RTX 5090 cuBLAS Bug, Neural Texture Compression, Multi-GPU vLLM Inference

#gpu #nvidia #hardware

RTX 5090 cuBLAS Bug, Neural Texture Compression, Multi-GPU vLLM Inference

Today's Highlights

Today's highlights include a significant performance bug found in cuBLAS for the unreleased RTX 5090, alongside a deep dive into Nvidia's new neural texture compression that drastically reduces VRAM usage. We also cover a practical guide for deploying massive LLMs efficiently across multiple GPUs using vLLM and mixed-precision quantization.

Surfacing a 60% SGEMM performance bug in cuBLAS on RTX 5090 (r/CUDA)

Source: https://reddit.com/r/CUDA/comments/1shrh0s/surfacing_a_60_sgemm_performance_bug_in_cublas_on/

This news reports a critical performance bug discovered within NVIDIA's cuBLAS library, specifically affecting FP32 SGEMM operations on the unreleased RTX 5090 GPU. The bug leads to a substantial 60% performance degradation, as cuBLAS dispatches an inefficient simt_128x32_8x5 kernel for specific batched FP operations, rather than an optimized one. This finding emerged during the development and benchmarking of a TMA-based FP32 SGEMM implementation, highlighting potential inefficiencies in the current or upcoming cuBLAS versions.

This discovery is vital for developers and researchers who rely heavily on cuBLAS for high-performance computing and AI workloads. A 60% performance hit in such a fundamental operation could severely impact the efficiency of neural network training, scientific simulations, and other compute-intensive tasks on next-generation NVIDIA hardware. It underscores the importance of rigorous benchmarking and in-depth kernel analysis, even for highly optimized libraries, to ensure hardware capabilities are fully leveraged.

Comment: Finding a 60% performance bug in cuBLAS for a future GPU is a major alert for anyone planning on next-gen deployments. This kind of low-level inefficiency can completely derail optimization efforts downstream if not addressed by NVIDIA or custom kernel development.

Benchmarking Nvidia's RTX Neural Texture Compression tech that can reduce VRAM usage by over 80% (r/nvidia)

Source: https://reddit.com/r/nvidia/comments/1siioe2/benchmarking_nvidias_rtx_neural_texture/

NVIDIA is showcasing its RTX Neural Texture Compression technology, a groundbreaking technique designed to drastically reduce GPU VRAM consumption.
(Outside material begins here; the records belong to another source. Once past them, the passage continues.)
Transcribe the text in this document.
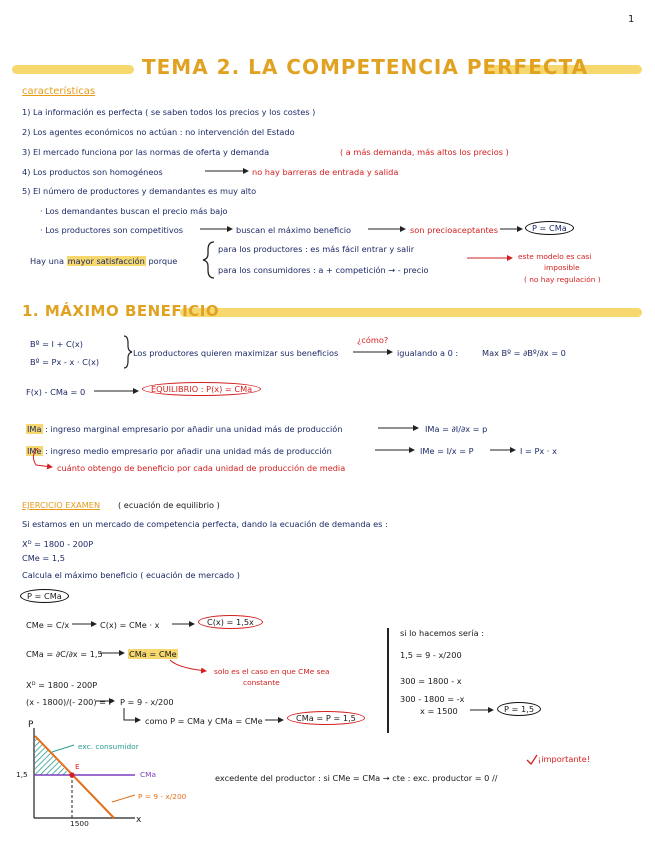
1
TEMA 2. LA COMPETENCIA PERFECTA
características
1) La información es perfecta ( se saben todos los precios y los costes )
2) Los agentes económicos no actúan : no intervención del Estado
3) El mercado funciona por las normas de oferta y demanda	( a más demanda, más altos los precios )
4) Los productos son homogéneos	no hay barreras de entrada y salida
5) El número de productores y demandantes es muy alto
· Los demandantes buscan el precio más bajo
· Los productores son competitivos	buscan el máximo beneficio	son precioaceptantes	P = CMa
Hay una mayor satisfacción porque
para los productores : es más fácil entrar y salir
para los consumidores : a + competición → - precio
este modelo es casi
imposible
( no hay regulación )
1. MÁXIMO BENEFICIO
Bº = I + C(x)
Bº = Px - x · C(x)
Los productores quieren maximizar sus beneficios
¿cómo?
igualando a 0 :	Max Bº = ∂Bº/∂x = 0
F(x) - CMa = 0	EQUILIBRIO : P(x) = CMa
IMa : ingreso marginal empresario por añadir una unidad más de producción	IMa = ∂I/∂x = p
IMe : ingreso medio empresario por añadir una unidad más de producción	IMe = I/x = P	I = Px · x
cuánto obtengo de beneficio por cada unidad de producción de media
EJERCICIO EXAMEN ( ecuación de equilibrio )
Si estamos en un mercado de competencia perfecta, dando la ecuación de demanda es :
Xᴰ = 1800 - 200P
CMe = 1,5
Calcula el máximo beneficio ( ecuación de mercado )
P = CMa
CMe = C/x	C(x) = CMe · x	C(x) = 1,5x
CMa = ∂C/∂x = 1,5	CMa = CMe
solo es el caso en que CMe sea
constante
Xᴰ = 1800 - 200P
(x - 1800)/(- 200) = P P = 9 - x/200
como P = CMa y CMa = CMe	CMa = P = 1,5
si lo hacemos sería :
1,5 = 9 - x/200
300 = 1800 - x
300 - 1800 = -x
x = 1500	P = 1,5
¡importante!
excedente del productor : si CMe = CMa → cte : exc. productor = 0 //
P
x
1,5
1500
E
CMa
exc. consumidor
P = 9 - x/200
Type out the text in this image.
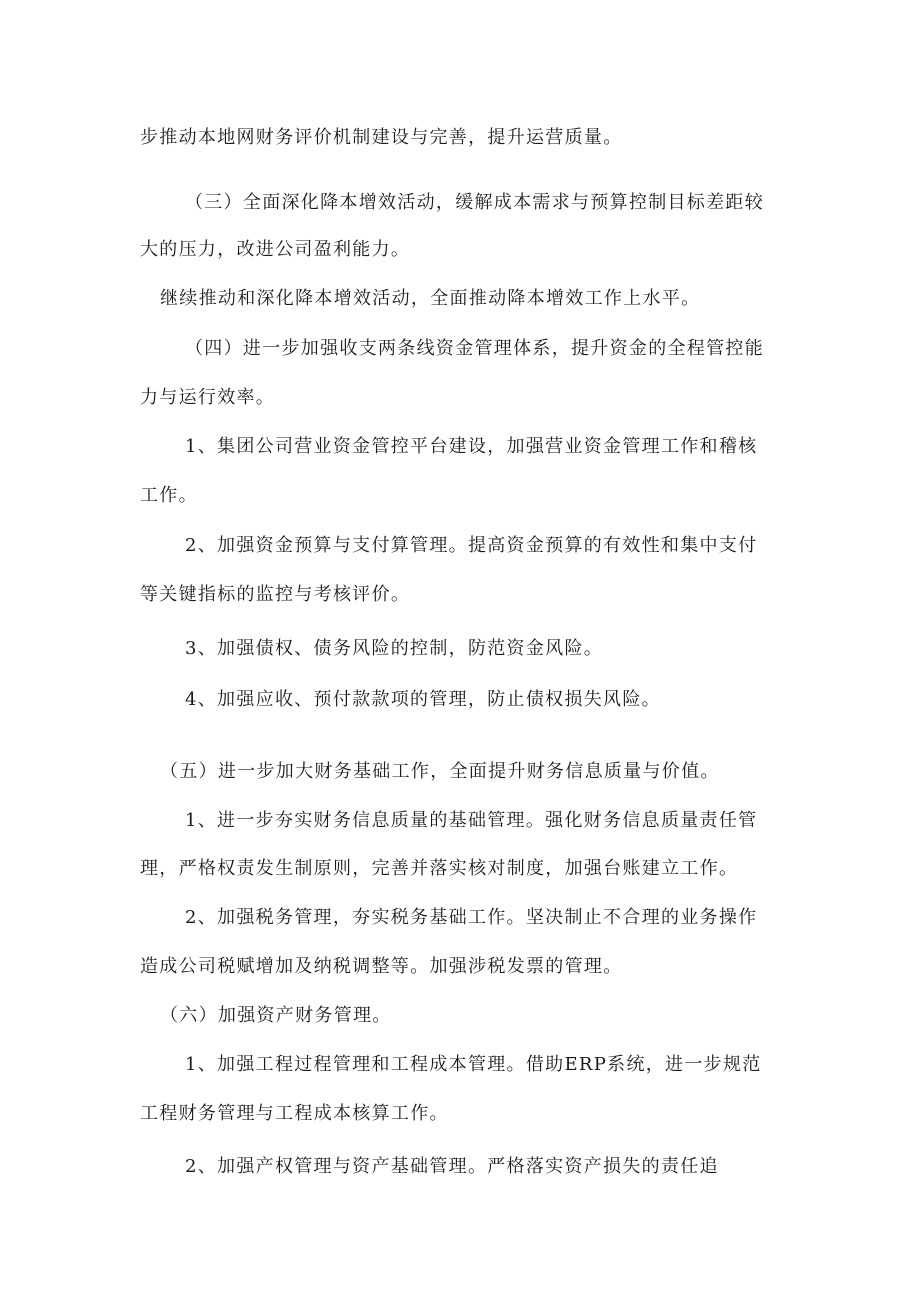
步推动本地网财务评价机制建设与完善，提升运营质量。
（三）全面深化降本增效活动，缓解成本需求与预算控制目标差距较
大的压力，改进公司盈利能力。
继续推动和深化降本增效活动，全面推动降本增效工作上水平。
（四）进一步加强收支两条线资金管理体系，提升资金的全程管控能
力与运行效率。
1、集团公司营业资金管控平台建设，加强营业资金管理工作和稽核
工作。
2、加强资金预算与支付算管理。提高资金预算的有效性和集中支付
等关键指标的监控与考核评价。
3、加强债权、债务风险的控制，防范资金风险。
4、加强应收、预付款款项的管理，防止债权损失风险。
（五）进一步加大财务基础工作，全面提升财务信息质量与价值。
1、进一步夯实财务信息质量的基础管理。强化财务信息质量责任管
理，严格权责发生制原则，完善并落实核对制度，加强台账建立工作。
2、加强税务管理，夯实税务基础工作。坚决制止不合理的业务操作
造成公司税赋增加及纳税调整等。加强涉税发票的管理。
（六）加强资产财务管理。
1、加强工程过程管理和工程成本管理。借助ERP系统，进一步规范
工程财务管理与工程成本核算工作。
2、加强产权管理与资产基础管理。严格落实资产损失的责任追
Initial benchmarks suggest this technology can cut VRAM usage by over 80%, a significant advancement for games, professional applications, and AI models that are increasingly bottlenecked by memory capacity. This innovation leverages neural networks to compress texture data more efficiently than traditional methods, reconstructing high-quality textures during rendering with minimal artifacts.

The ability to achieve such substantial VRAM savings has profound implications. For gamers, it means more complex textures, higher resolutions, faster loading times, and potentially better performance on GPUs with limited VRAM. For developers, it opens doors to creating more graphically rich environments and deploying larger AI models that rely on extensive texture or volumetric data without exceeding memory budgets. This technology could extend the lifespan of current-generation GPUs and enable new levels of visual fidelity on future hardware.

Comment: Reducing VRAM usage by 80% is a game-changer, especially for large language models and high-fidelity graphics. This tech directly addresses a major bottleneck and could dramatically expand the capabilities of existing and future GPUs.

Run Qwen3.5-397B-A13B with vLLM and 8xR9700 (r/LocalLLaMA)

Source: https://reddit.com/r/LocalLLaMA/comments/1simsqp/run_qwen35397ba13b_with_vllm_and_8xr9700/

This post details a practical guide on deploying the massive Qwen3.5-397B-A13B language model using vLLM across a multi-GPU setup, specifically highlighting its successful execution on 8xR9700 GPUs. The guide emphasizes utilizing mixed-precision FP4 (mxfp4) quantization, a critical technique for running models of this immense scale by reducing memory footprint while maintaining performance. vLLM, a high-throughput inference engine, is leveraged to optimize the serving of large language models, demonstrating efficient utilization of the multi-GPU hardware.

This news is highly significant for the AI community, particularly those working with large language models on local or prosumer GPU setups. It provides actionable insights into managing memory and compute requirements for state-of-the-art models, proving that even extremely large LMs can be run with careful optimization and multi-GPU orchestration. The mention of a "first guide to run 122B models" (referencing a previous guide) underscores its pioneering nature for making such formidable models accessible and performant.

Comment: Deploying a model this large across multiple GPUs with vLLM and mxfp4 is cutting-edge. This guide is invaluable for anyone trying to push the boundaries of local LLM inference on high-end consumer or professional hardware.